Devant l'attitude résolue de Bai Qingqing, Parker n'eut d'autre choix que de s'allonger comme elle le lui ordonnait. Ce ne fut qu'après que son ventre eut été massé jusqu'à devenir chaud qu'il put s'esquiver.

Aujourd'hui, l'oiseau à ailes courtes emménagea dans son abri.

Cortis avait fait des allers-retours ces derniers jours, aussi ne se réveilla-t-il qu'après avoir dormi deux nuits et un jour à son retour.

« Clang ! Clang ! » On entendait le bruit rythmé de quelque chose frappant la roche. Au milieu du tonnerre de la pluie, pourtant, cela ne semblait pas bruyant.

« Ssss — » Une tête de serpent rouge et noir pointa, collée au sol. Il darda sa langue et perçut avec précision où ils se trouvaient tous les deux.

Parker tapait sur une roche, pendant que Bai Qingqing cousait un morceau de peau de bête.

Bai Qingqing eut la sensation d'être observée. Son regard glissa de la peau de bête dans ses mains vers sa cheville, puis se porta soudain vers la porte.

La tête de Cortis se figea.

« Tu es réveillé ? » Bai Qingqing se sentit heureuse de voir Cortis. Mais sitôt les mots dits, elle se rappela ce qui s'était passé ce jour-là, alors elle s'efforça de cacher la joie sur son visage.

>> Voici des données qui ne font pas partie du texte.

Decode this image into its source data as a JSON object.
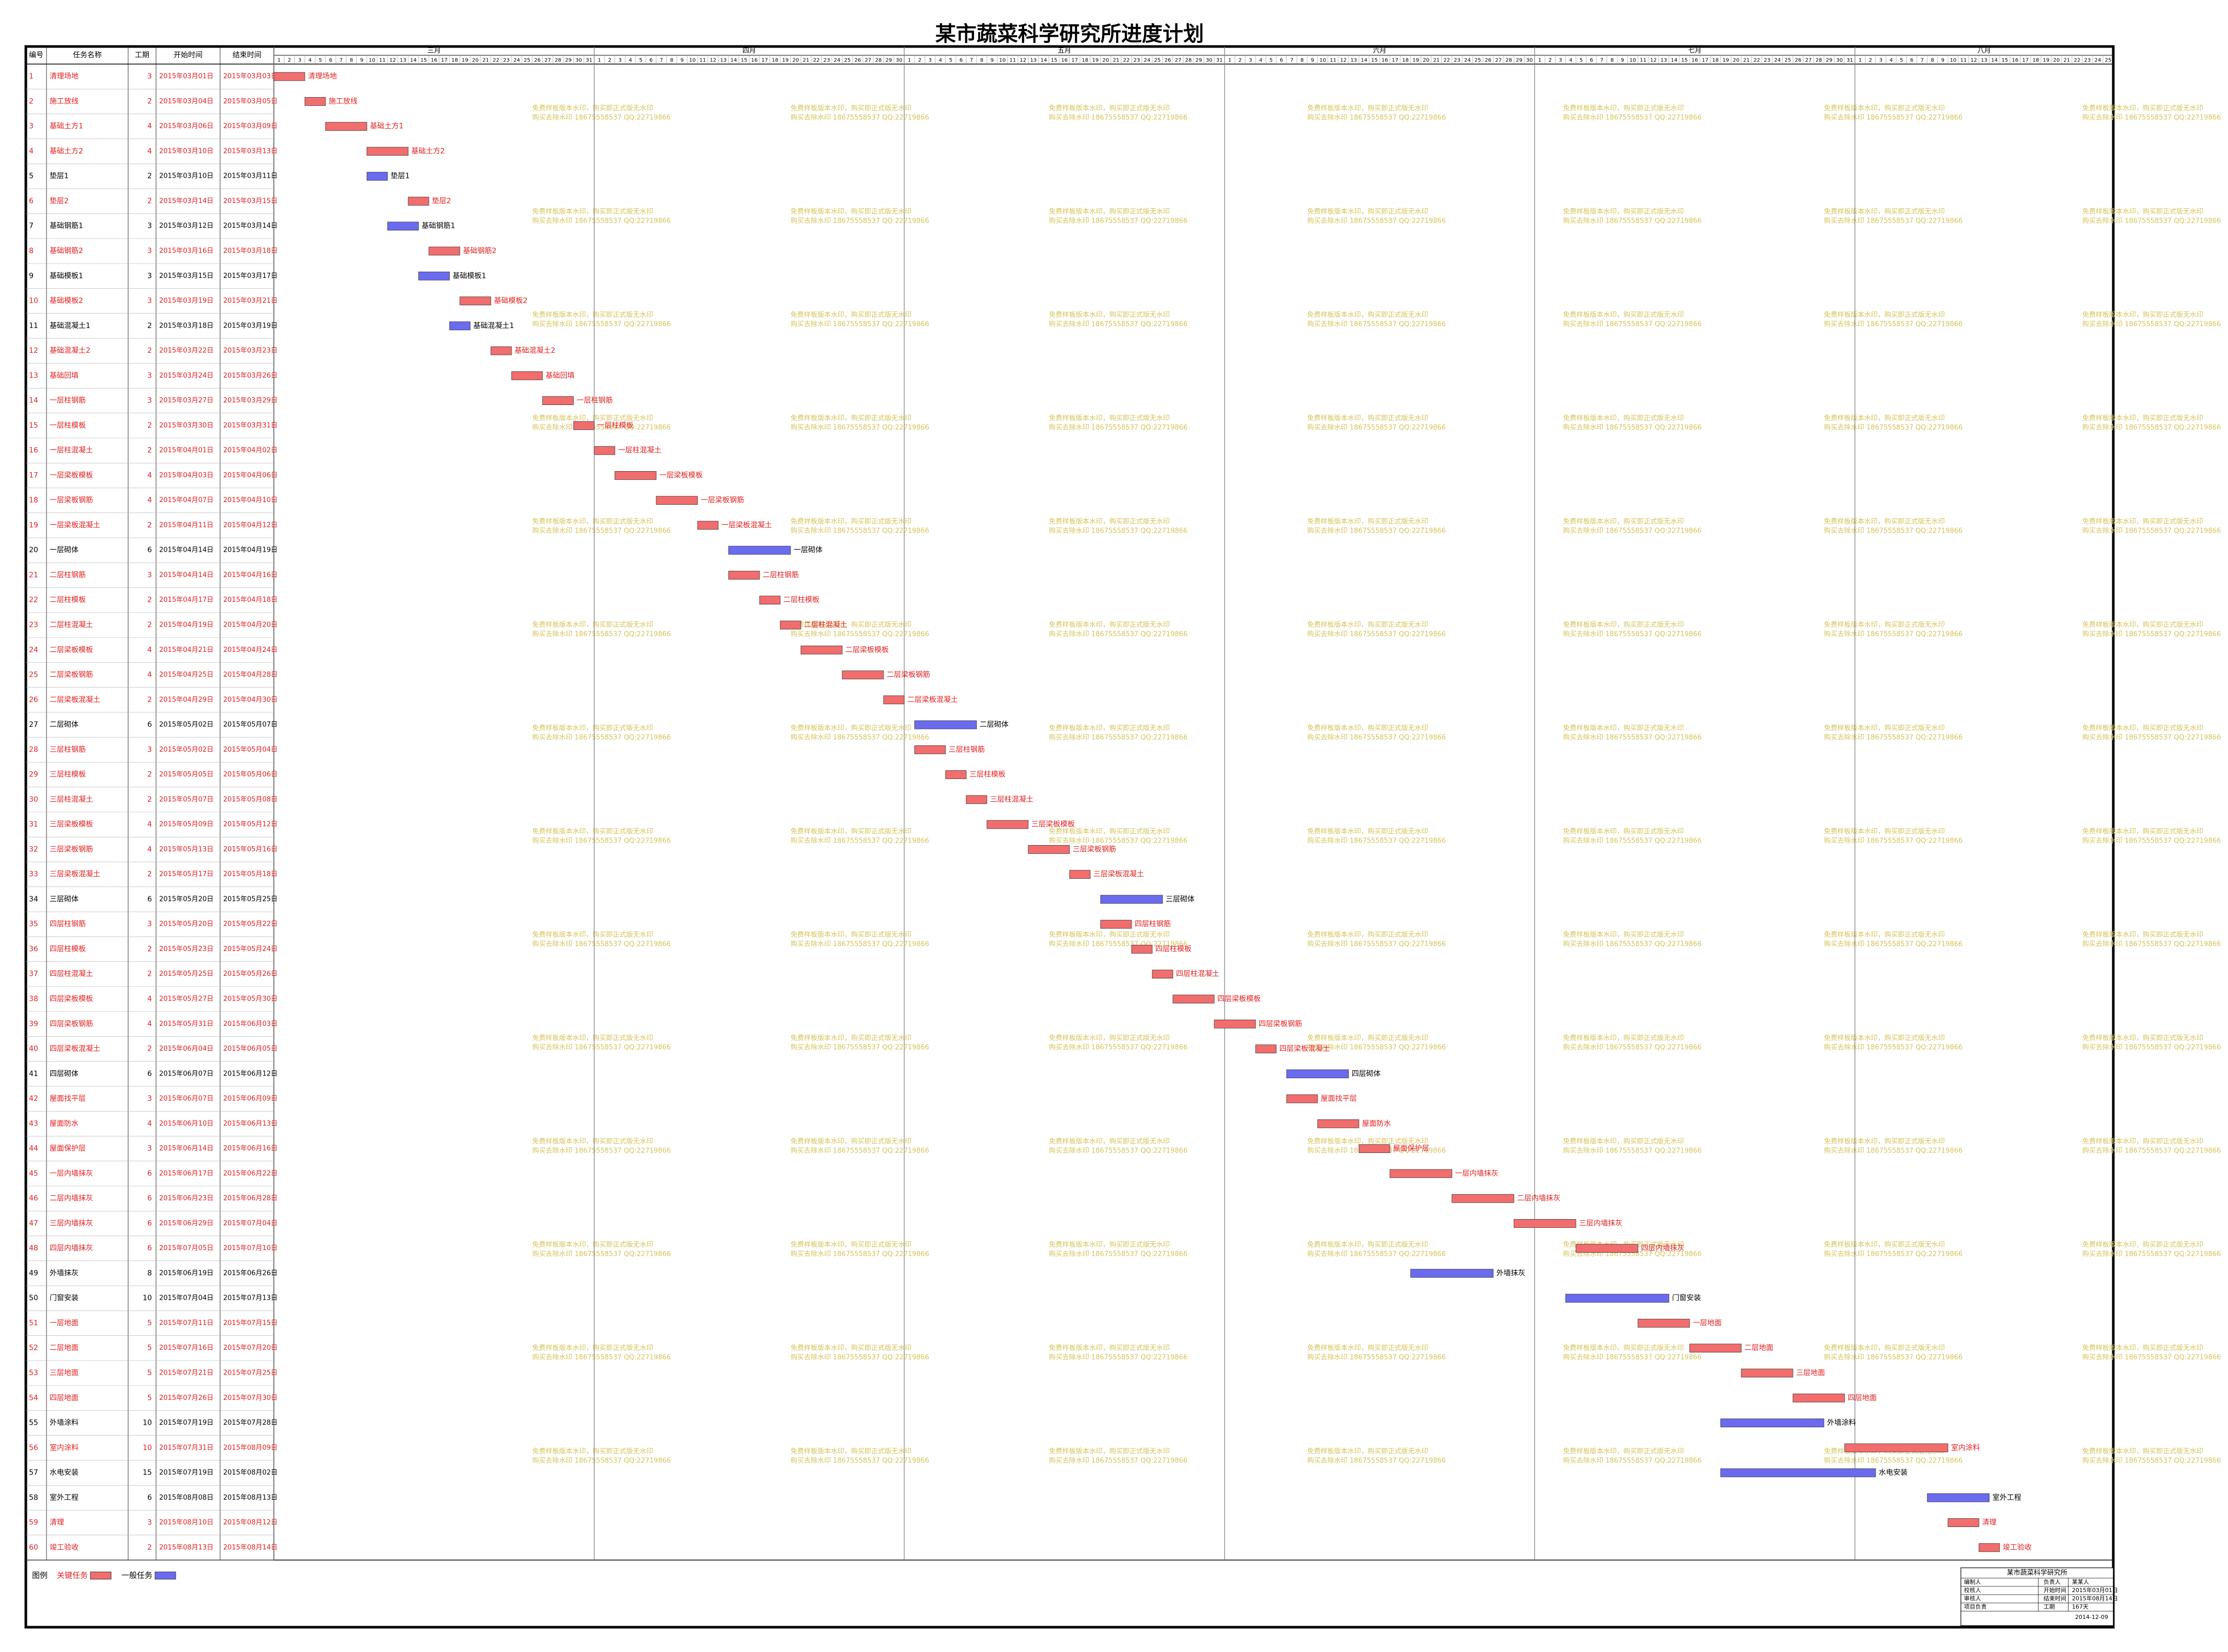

Cortis glissa dans la pièce principale.

Bai Qingqing choisit délibérément de ne pas le regarder. Se tournant vers Parker, elle dit : « Parker, il se fait tard. Faisons quelque chose à manger. »

« D'accord », dit Parker. Après un dernier coup sur la roche, il posa ses outils et s'essuya la sueur. « Qu'est-ce que tu veux manger ? »

« Du poisson. » Bai Qingqing avait un air impatient.

Parker comprit immédiatement que Qingqing voulait faire goûter le poisson vapeur à Cortis. Il lança un regard noir à Cortis, avant de sortir à contrecœur.